Let’s define a couple of DataFrame transformations.

def withGreeting()(df: DataFrame): DataFrame = {
  df.withColumn("greeting", lit("hello world"))
}

def withFarewell()(df: DataFrame): DataFrame = {
  df.withColumn("farewell", lit("goodbye"))
}

Let’s create a model() function that chains the custom transformations.

def model()(df: DataFrame): DataFrame = {
  df
    .transform(withGreeting())
    .transform(withFarewell())
}

We can run extractDF.transform(model()) to run the transformations on our extract. Easy peasy 😎

Check out this blog post for more details on chaining custom DataFrame transformations.

Load (or Report)

We can use the Spark DataFrame writers to define a generic function that writes a DataFrame to a given location in S3.

def exampleWriter()(df: DataFrame): Unit = {
  val path = "s3a://some-bucket/extracts/bar"
  df.write.mode(SaveMode.Overwrite).parquet(path)
}

The writer function should take a DataFrame as an argument and return nothing (Unit).

EtlDefinition

Let’s instantiate the EtlDefinition case class defined in spark-daria and use the process() method to execute the ETL code.

val etl = new EtlDefinition(
  sourceDF = extractDF,
  transform = model(),
  write = exampleWriter()
)

Here’s how to execute the ETL code:

etl.process()

Wow, that was easy 😉 The EtlDefinition object can even be repurposed for making Slack messages! I’ll cover that in another blog post.

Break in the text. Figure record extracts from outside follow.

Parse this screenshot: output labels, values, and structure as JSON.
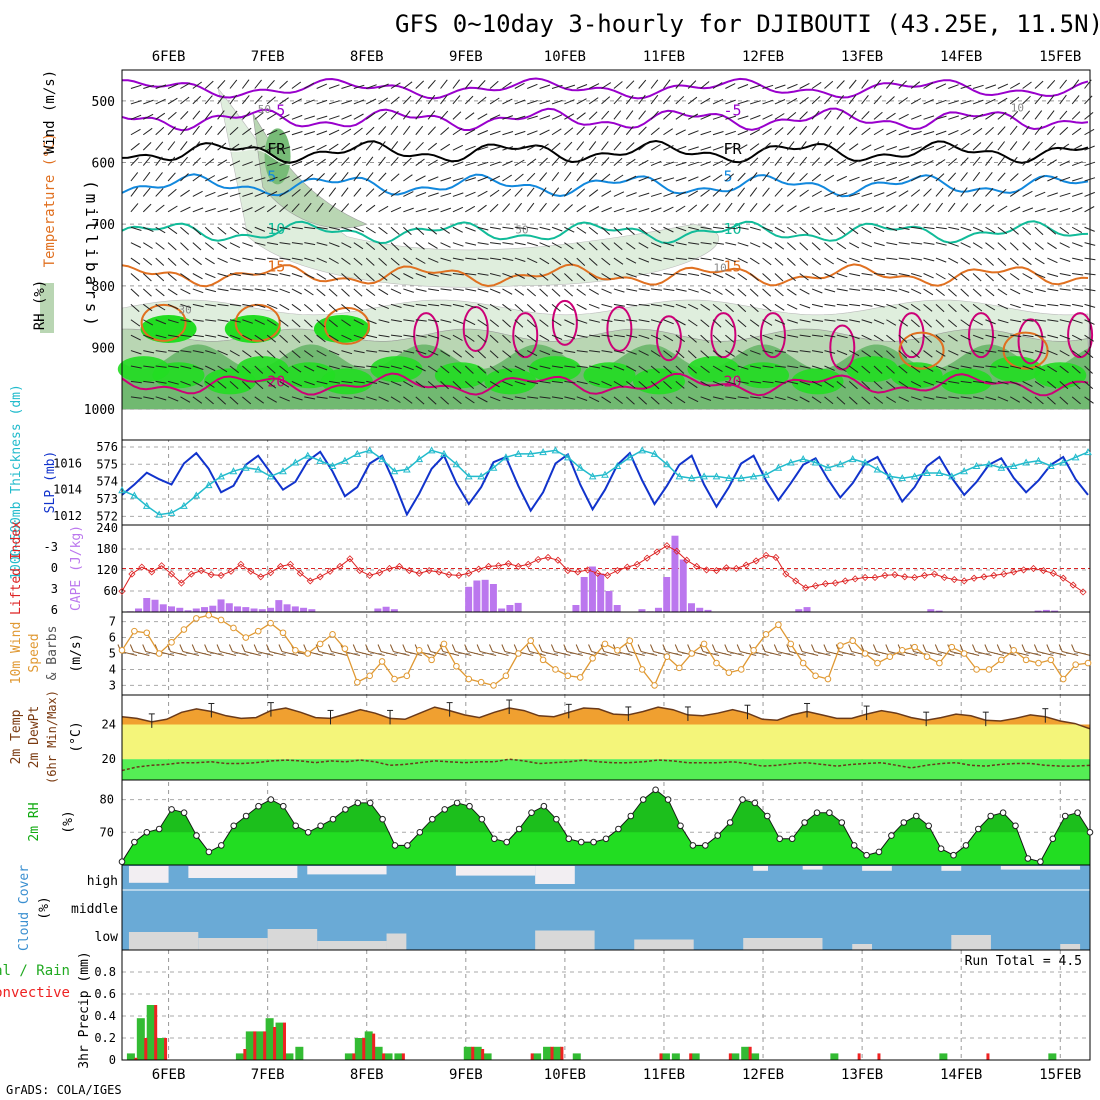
{
  "title": "GFS 0~10day 3-hourly for DJIBOUTI (43.25E, 11.5N)",
  "credit": "GrADS: COLA/IGES",
  "colors": {
    "rh_green_light": "#dfeedd",
    "rh_green_mid": "#b9d6b3",
    "rh_green_dark": "#71b971",
    "rh_bright": "#22dd22",
    "temp_purple": "#9900cc",
    "temp_black": "#000000",
    "temp_blue": "#1188dd",
    "temp_teal": "#11bb99",
    "temp_orange": "#e07020",
    "temp_magenta": "#cc0077",
    "slp_blue": "#1133cc",
    "thickness_cyan": "#22bbcc",
    "cape_purple": "#bb77ee",
    "lifted_red": "#dd2222",
    "wind_orange": "#e09933",
    "barb_brown": "#8b5a2b",
    "temp_fill": "#f0a030",
    "dew_band_yellow": "#f4f57a",
    "dew_fill_green": "#55ee55",
    "rh2m_fill": "#22dd22",
    "cloud_blue": "#6aaad6",
    "cloud_white": "#f2eef2",
    "cloud_gray": "#d8d8d8",
    "precip_green": "#33bb33",
    "precip_red": "#ee2222"
  },
  "chart_data": [
    {
      "type": "heatmap",
      "panel": "upper-air",
      "legend_labels": [
        "RH (%)",
        "Temperature (°C)",
        "Wind (m/s)"
      ],
      "ylabel": "(millibars)",
      "ytick_labels": [
        "500",
        "600",
        "700",
        "800",
        "900",
        "1000"
      ],
      "xtick_labels_top": [
        "6FEB",
        "7FEB",
        "8FEB",
        "9FEB",
        "10FEB",
        "11FEB",
        "12FEB",
        "13FEB",
        "14FEB",
        "15FEB"
      ],
      "x_range_days": [
        5.53,
        15.3
      ],
      "ylim_mb": [
        450,
        1050
      ],
      "isotherms": [
        {
          "value": -5,
          "label": "-5",
          "level_mb": 530
        },
        {
          "value": 0,
          "label": "FR",
          "level_mb": 583
        },
        {
          "value": 5,
          "label": "5",
          "level_mb": 637
        },
        {
          "value": 10,
          "label": "10",
          "level_mb": 713
        },
        {
          "value": 15,
          "label": "15",
          "level_mb": 783
        },
        {
          "value": 20,
          "label": "20",
          "level_mb": 960
        }
      ],
      "contour_labels": [
        "30",
        "50",
        "10"
      ],
      "rh_description": "moist layer 850-1000 mb, mid-level plume around 7FEB"
    },
    {
      "type": "line",
      "panel": "slp-thickness",
      "ylabel_left": "1000~500mb Thickness (dm)",
      "ylabel_right": "SLP (mb)",
      "y_left_ticks": [
        "572",
        "573",
        "574",
        "575",
        "576"
      ],
      "y_right_ticks": [
        "1012",
        "1014",
        "1016"
      ],
      "x_start": 5.53,
      "dx": 0.125,
      "series": [
        {
          "name": "SLP (mb)",
          "values": [
            1013.6,
            1014.4,
            1015.3,
            1014.8,
            1014.4,
            1016.0,
            1016.8,
            1015.6,
            1013.8,
            1014.3,
            1015.9,
            1016.6,
            1015.3,
            1014.0,
            1014.6,
            1016.2,
            1016.9,
            1015.4,
            1013.5,
            1014.2,
            1016.0,
            1016.6,
            1014.5,
            1012.1,
            1013.7,
            1015.6,
            1016.6,
            1014.5,
            1012.9,
            1014.2,
            1016.1,
            1016.5,
            1014.3,
            1012.4,
            1013.8,
            1016.0,
            1016.7,
            1014.4,
            1012.5,
            1014.0,
            1015.9,
            1016.8,
            1014.7,
            1012.9,
            1014.3,
            1015.9,
            1016.6,
            1014.4,
            1012.7,
            1014.2,
            1016.0,
            1016.6,
            1014.7,
            1013.2,
            1014.5,
            1015.9,
            1016.4,
            1014.8,
            1013.4,
            1014.5,
            1016.0,
            1016.5,
            1014.8,
            1013.1,
            1014.2,
            1015.8,
            1016.5,
            1014.9,
            1013.6,
            1014.6,
            1015.9,
            1016.4,
            1014.9,
            1013.8,
            1014.7,
            1015.9,
            1016.5,
            1014.8,
            1013.6,
            1014.7,
            1016.0,
            1016.5,
            1015.0
          ]
        },
        {
          "name": "Thickness (dm)",
          "values": [
            573.5,
            573.2,
            572.6,
            572.1,
            572.2,
            572.6,
            573.2,
            573.8,
            574.3,
            574.6,
            574.8,
            574.7,
            574.3,
            574.6,
            575.1,
            575.5,
            575.2,
            574.9,
            575.2,
            575.6,
            575.8,
            575.3,
            574.6,
            574.7,
            575.3,
            575.8,
            575.6,
            575.0,
            574.3,
            574.3,
            574.8,
            575.4,
            575.6,
            575.6,
            575.7,
            575.8,
            575.4,
            574.8,
            574.3,
            574.4,
            574.9,
            575.4,
            575.8,
            575.6,
            575.0,
            574.3,
            574.2,
            574.3,
            574.3,
            574.2,
            574.2,
            574.3,
            574.4,
            574.8,
            575.1,
            575.3,
            575.1,
            574.8,
            575.0,
            575.3,
            575.1,
            574.7,
            574.3,
            574.2,
            574.3,
            574.5,
            574.5,
            574.3,
            574.6,
            574.9,
            575.0,
            574.8,
            574.9,
            575.1,
            575.2,
            574.9,
            575.1,
            575.4,
            575.7,
            575.4,
            575.0,
            574.7,
            574.8
          ]
        }
      ]
    },
    {
      "type": "bar",
      "panel": "cape-lifted-index",
      "ylabel_left": "Lifted Index",
      "ylabel_right": "CAPE (J/kg)",
      "y_left_ticks": [
        "-3",
        "0",
        "3",
        "6"
      ],
      "y_right_ticks": [
        "240",
        "180",
        "120",
        "60"
      ],
      "x_start": 5.53,
      "dx": 0.125,
      "series": [
        {
          "name": "CAPE (J/kg)",
          "values": [
            0,
            2,
            10,
            40,
            35,
            22,
            16,
            12,
            5,
            10,
            14,
            18,
            36,
            25,
            16,
            14,
            10,
            8,
            12,
            34,
            22,
            16,
            12,
            8,
            0,
            0,
            0,
            0,
            0,
            0,
            0,
            10,
            15,
            8,
            0,
            0,
            0,
            0,
            0,
            0,
            0,
            0,
            72,
            90,
            92,
            80,
            10,
            20,
            26,
            0,
            0,
            0,
            0,
            0,
            0,
            20,
            100,
            130,
            110,
            60,
            20,
            0,
            0,
            8,
            2,
            12,
            100,
            218,
            150,
            25,
            12,
            6,
            0,
            0,
            0,
            0,
            0,
            0,
            0,
            0,
            0,
            0,
            8,
            14,
            0,
            0,
            0,
            0,
            0,
            0,
            0,
            0,
            0,
            0,
            0,
            0,
            0,
            0,
            8,
            4,
            0,
            0,
            0,
            0,
            0,
            0,
            0,
            0,
            0,
            0,
            0,
            4,
            6,
            4
          ]
        },
        {
          "name": "Lifted Index",
          "values": [
            3.3,
            0.8,
            -0.2,
            0.5,
            -0.4,
            0.8,
            2.1,
            0.8,
            0.3,
            0.9,
            1.0,
            0.4,
            -0.6,
            0.4,
            1.2,
            0.6,
            -0.3,
            -0.6,
            0.7,
            1.8,
            1.2,
            0.4,
            -0.3,
            -1.4,
            0.3,
            1.0,
            0.6,
            0.0,
            -0.3,
            0.3,
            0.7,
            0.3,
            0.5,
            0.9,
            1.0,
            0.7,
            0.1,
            -0.3,
            -0.4,
            -0.7,
            -0.3,
            -0.6,
            -1.3,
            -1.6,
            -1.2,
            0.3,
            0.5,
            0.2,
            0.7,
            1.0,
            0.3,
            -0.2,
            -0.6,
            -1.5,
            -2.4,
            -3.3,
            -2.5,
            -1.2,
            -0.3,
            0.2,
            0.3,
            -0.1,
            0.0,
            -0.5,
            -1.1,
            -1.9,
            -1.6,
            0.8,
            1.8,
            2.8,
            2.5,
            2.2,
            2.1,
            1.8,
            1.5,
            1.3,
            1.3,
            1.0,
            0.9,
            1.2,
            1.3,
            1.0,
            0.8,
            1.3,
            1.6,
            1.8,
            1.4,
            1.2,
            1.0,
            0.8,
            0.5,
            0.2,
            0.0,
            0.3,
            0.7,
            1.4,
            2.4,
            3.4
          ]
        }
      ]
    },
    {
      "type": "line",
      "panel": "10m-wind",
      "ylabel": "10m Wind Speed & Barbs (m/s)",
      "y_ticks": [
        "3",
        "4",
        "5",
        "6",
        "7"
      ],
      "x_start": 5.53,
      "dx": 0.125,
      "series": [
        {
          "name": "Speed (m/s)",
          "values": [
            5.2,
            6.4,
            6.3,
            5.0,
            5.7,
            6.5,
            7.2,
            7.4,
            7.1,
            6.6,
            6.0,
            6.4,
            6.9,
            6.3,
            5.2,
            5.0,
            5.6,
            6.2,
            5.3,
            3.2,
            3.6,
            4.5,
            3.4,
            3.6,
            5.2,
            4.6,
            5.6,
            4.2,
            3.4,
            3.2,
            3.0,
            3.6,
            5.0,
            5.8,
            4.6,
            4.0,
            3.6,
            3.5,
            4.7,
            5.6,
            5.2,
            5.8,
            4.0,
            3.0,
            4.8,
            4.1,
            5.0,
            5.6,
            4.4,
            3.8,
            4.0,
            5.2,
            6.2,
            6.8,
            5.6,
            4.4,
            3.6,
            3.4,
            5.5,
            5.8,
            5.0,
            4.4,
            4.8,
            5.2,
            5.4,
            4.8,
            4.4,
            5.4,
            5.0,
            4.0,
            4.0,
            4.6,
            5.2,
            4.6,
            4.4,
            4.6,
            3.4,
            4.3,
            4.4,
            3.5,
            4.0
          ]
        }
      ]
    },
    {
      "type": "area",
      "panel": "2m-temp-dewpoint",
      "ylabel": "2m Temp 2m DewPt (6hr Min/Max) (°C)",
      "y_ticks": [
        "20",
        "24"
      ],
      "x_start": 5.53,
      "dx": 0.125,
      "series": [
        {
          "name": "2m Temp",
          "values": [
            24.9,
            24.7,
            24.3,
            24.6,
            25.4,
            25.8,
            25.5,
            25.0,
            24.7,
            24.8,
            25.6,
            25.9,
            25.4,
            24.8,
            24.7,
            25.2,
            25.7,
            25.3,
            24.7,
            24.6,
            25.3,
            26.0,
            25.6,
            25.1,
            24.8,
            25.4,
            25.9,
            25.6,
            25.0,
            24.9,
            25.4,
            25.9,
            25.8,
            25.2,
            25.1,
            25.5,
            26.0,
            25.7,
            25.1,
            25.0,
            25.3,
            25.7,
            25.3,
            24.6,
            24.5,
            25.1,
            25.5,
            25.1,
            24.7,
            24.7,
            25.2,
            25.6,
            25.3,
            24.8,
            24.5,
            24.8,
            25.2,
            25.0,
            24.5,
            24.4,
            24.7,
            25.1,
            24.9,
            24.4,
            24.1,
            23.5
          ]
        },
        {
          "name": "2m DewPt",
          "values": [
            18.7,
            19.1,
            19.3,
            19.4,
            19.6,
            19.6,
            19.7,
            19.5,
            19.5,
            19.6,
            19.8,
            19.9,
            19.8,
            19.6,
            19.8,
            19.7,
            19.9,
            19.7,
            19.3,
            19.4,
            19.6,
            19.8,
            19.7,
            19.6,
            19.7,
            19.7,
            20.0,
            19.8,
            19.5,
            19.6,
            19.7,
            19.9,
            19.7,
            19.6,
            19.6,
            19.7,
            19.9,
            19.8,
            19.6,
            19.6,
            19.6,
            19.7,
            19.5,
            19.2,
            19.3,
            19.5,
            19.6,
            19.4,
            19.2,
            19.4,
            19.5,
            19.6,
            19.3,
            19.0,
            19.3,
            19.5,
            19.6,
            19.3,
            19.2,
            19.4,
            19.5,
            19.5,
            19.3,
            19.2,
            19.2,
            19.3
          ]
        }
      ],
      "yellow_band_range": [
        20,
        24
      ]
    },
    {
      "type": "area",
      "panel": "2m-rh",
      "ylabel": "2m RH (%)",
      "y_ticks": [
        "70",
        "80"
      ],
      "x_start": 5.53,
      "dx": 0.125,
      "series": [
        {
          "name": "2m RH (%)",
          "values": [
            61,
            67,
            70,
            71,
            77,
            76,
            69,
            64,
            66,
            72,
            75,
            78,
            80,
            78,
            72,
            70,
            72,
            74,
            77,
            79,
            79,
            74,
            66,
            66,
            70,
            74,
            77,
            79,
            78,
            74,
            68,
            67,
            71,
            76,
            78,
            74,
            68,
            67,
            67,
            68,
            71,
            75,
            80,
            83,
            80,
            72,
            66,
            66,
            69,
            73,
            80,
            79,
            75,
            68,
            68,
            73,
            76,
            76,
            73,
            66,
            63,
            64,
            69,
            73,
            75,
            72,
            65,
            63,
            66,
            71,
            75,
            76,
            72,
            62,
            61,
            68,
            75,
            76,
            70
          ]
        }
      ]
    },
    {
      "type": "heatmap",
      "panel": "cloud-cover",
      "ylabel": "Cloud Cover (%)",
      "row_labels": [
        "high",
        "middle",
        "low"
      ]
    },
    {
      "type": "bar",
      "panel": "precip",
      "ylabel": "3hr Precip (mm)",
      "legend_labels": [
        "Total / Rain",
        "Convective"
      ],
      "annotation": "Run Total = 4.5",
      "y_ticks": [
        "0",
        "0.2",
        "0.4",
        "0.6",
        "0.8"
      ],
      "ylim": [
        0,
        1.0
      ],
      "xtick_labels_bottom": [
        "6FEB",
        "7FEB",
        "8FEB",
        "9FEB",
        "10FEB",
        "11FEB",
        "12FEB",
        "13FEB",
        "14FEB",
        "15FEB"
      ],
      "series": [
        {
          "name": "Total / Rain",
          "day": [
            5.62,
            5.72,
            5.82,
            5.92,
            6.72,
            6.82,
            6.92,
            7.02,
            7.12,
            7.22,
            7.32,
            7.82,
            7.92,
            8.02,
            8.12,
            8.22,
            8.32,
            9.02,
            9.12,
            9.22,
            9.72,
            9.82,
            9.92,
            10.12,
            11.02,
            11.12,
            11.32,
            11.72,
            11.82,
            11.92,
            12.72,
            13.82,
            14.92
          ],
          "values": [
            0.06,
            0.38,
            0.5,
            0.2,
            0.06,
            0.26,
            0.26,
            0.38,
            0.34,
            0.06,
            0.12,
            0.06,
            0.2,
            0.26,
            0.12,
            0.06,
            0.06,
            0.12,
            0.12,
            0.06,
            0.06,
            0.12,
            0.12,
            0.06,
            0.06,
            0.06,
            0.06,
            0.06,
            0.12,
            0.06,
            0.06,
            0.06,
            0.06
          ]
        },
        {
          "name": "Convective",
          "day": [
            5.67,
            5.77,
            5.87,
            5.97,
            6.77,
            6.87,
            6.97,
            7.07,
            7.17,
            7.87,
            7.97,
            8.07,
            8.17,
            8.37,
            9.07,
            9.17,
            9.67,
            9.87,
            9.97,
            10.97,
            11.27,
            11.67,
            11.87,
            12.97,
            13.17,
            14.27
          ],
          "values": [
            0.02,
            0.2,
            0.5,
            0.2,
            0.1,
            0.26,
            0.26,
            0.3,
            0.34,
            0.06,
            0.2,
            0.24,
            0.06,
            0.06,
            0.12,
            0.1,
            0.06,
            0.12,
            0.12,
            0.06,
            0.06,
            0.06,
            0.12,
            0.06,
            0.06,
            0.06
          ]
        }
      ]
    }
  ]
}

Take a look at the method signatures of the EtlDefinition arguments and make sure you understand how the functions we’ve defined fit into this mold.

case class EtlDefinition(
    sourceDF: DataFrame,
    transform: (DataFrame => DataFrame),
    write: (DataFrame => Unit),
    metadata: scala.collection.mutable.Map[String, Any] = scala.collection.mutable.Map[String, Any]()
) {

  def process(): Unit = {
    write(sourceDF.transform(transform))
  }

}

Take note that EtlDefinition objects can optionally be instantiated with an arbitrary metadata Map.

Multiple EtlDefinitions

You can organize a collection of EtlDefinition objects in a mutable Map, so they’re easy to fetch and execute.

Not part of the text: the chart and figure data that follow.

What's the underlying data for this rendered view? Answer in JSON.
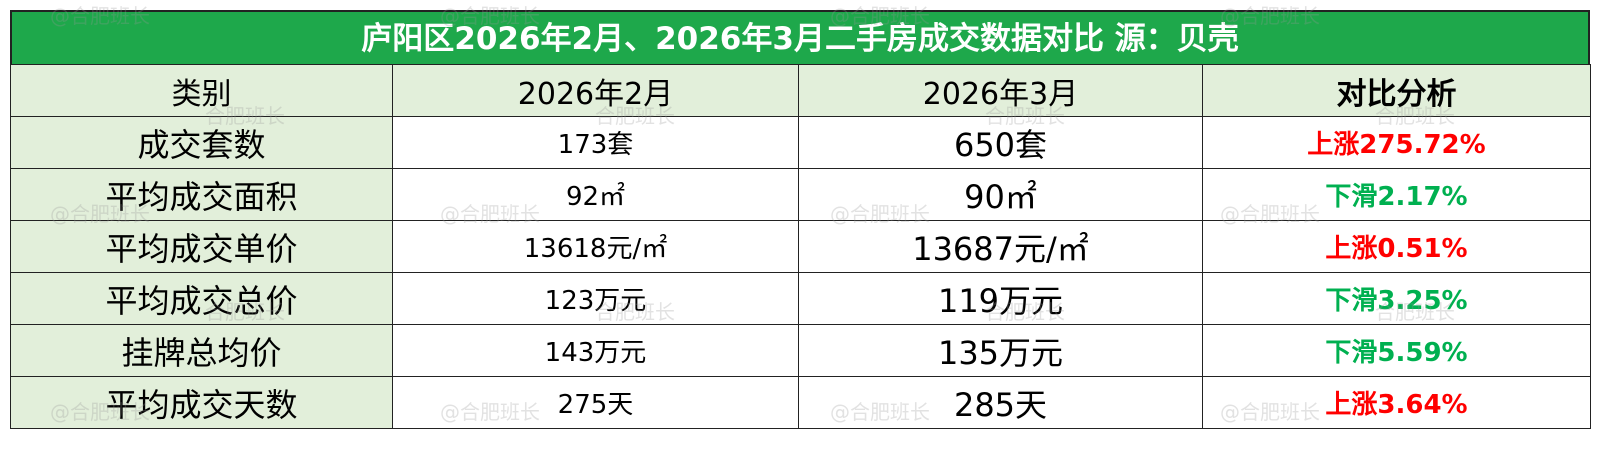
{
  "title": "庐阳区2026年2月、2026年3月二手房成交数据对比 源：贝壳",
  "table": {
    "header": [
      "类别",
      "2026年2月",
      "2026年3月",
      "对比分析"
    ],
    "rows": [
      {
        "category": "成交套数",
        "feb": "173套",
        "mar": "650套",
        "change": "上涨275.72%",
        "color": "#ff0000"
      },
      {
        "category": "平均成交面积",
        "feb": "92㎡",
        "mar": "90㎡",
        "change": "下滑2.17%",
        "color": "#00b050"
      },
      {
        "category": "平均成交单价",
        "feb": "13618元/㎡",
        "mar": "13687元/㎡",
        "change": "上涨0.51%",
        "color": "#ff0000"
      },
      {
        "category": "平均成交总价",
        "feb": "123万元",
        "mar": "119万元",
        "change": "下滑3.25%",
        "color": "#00b050"
      },
      {
        "category": "挂牌总均价",
        "feb": "143万元",
        "mar": "135万元",
        "change": "下滑5.59%",
        "color": "#00b050"
      },
      {
        "category": "平均成交天数",
        "feb": "275天",
        "mar": "285天",
        "change": "上涨3.64%",
        "color": "#ff0000"
      }
    ]
  },
  "watermark": "@合肥班长",
  "watermark_alt": "合肥班长"
}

val etls = scala.collection.mutable.Map[String, EtlDefinition]()
etls += ("bar" -> etl)
etls += ("baz" -> etl2)
etls("bar").process()

Next Steps

Here are the key steps to writing good ETL code in Spark.

Make sure to repartition the DataFrame after filtering
Custom DataFrame transformations should be broken up, tested individually, and then chained in a model() method
Create EtlDefinition objects to organize your ETL logic and make sure all of your method signatures are correct

I use the Databricks API, AWS Lambda, and Slack Slash commands to execute ETL jobs directly from Slack. I highly recommend this workflow!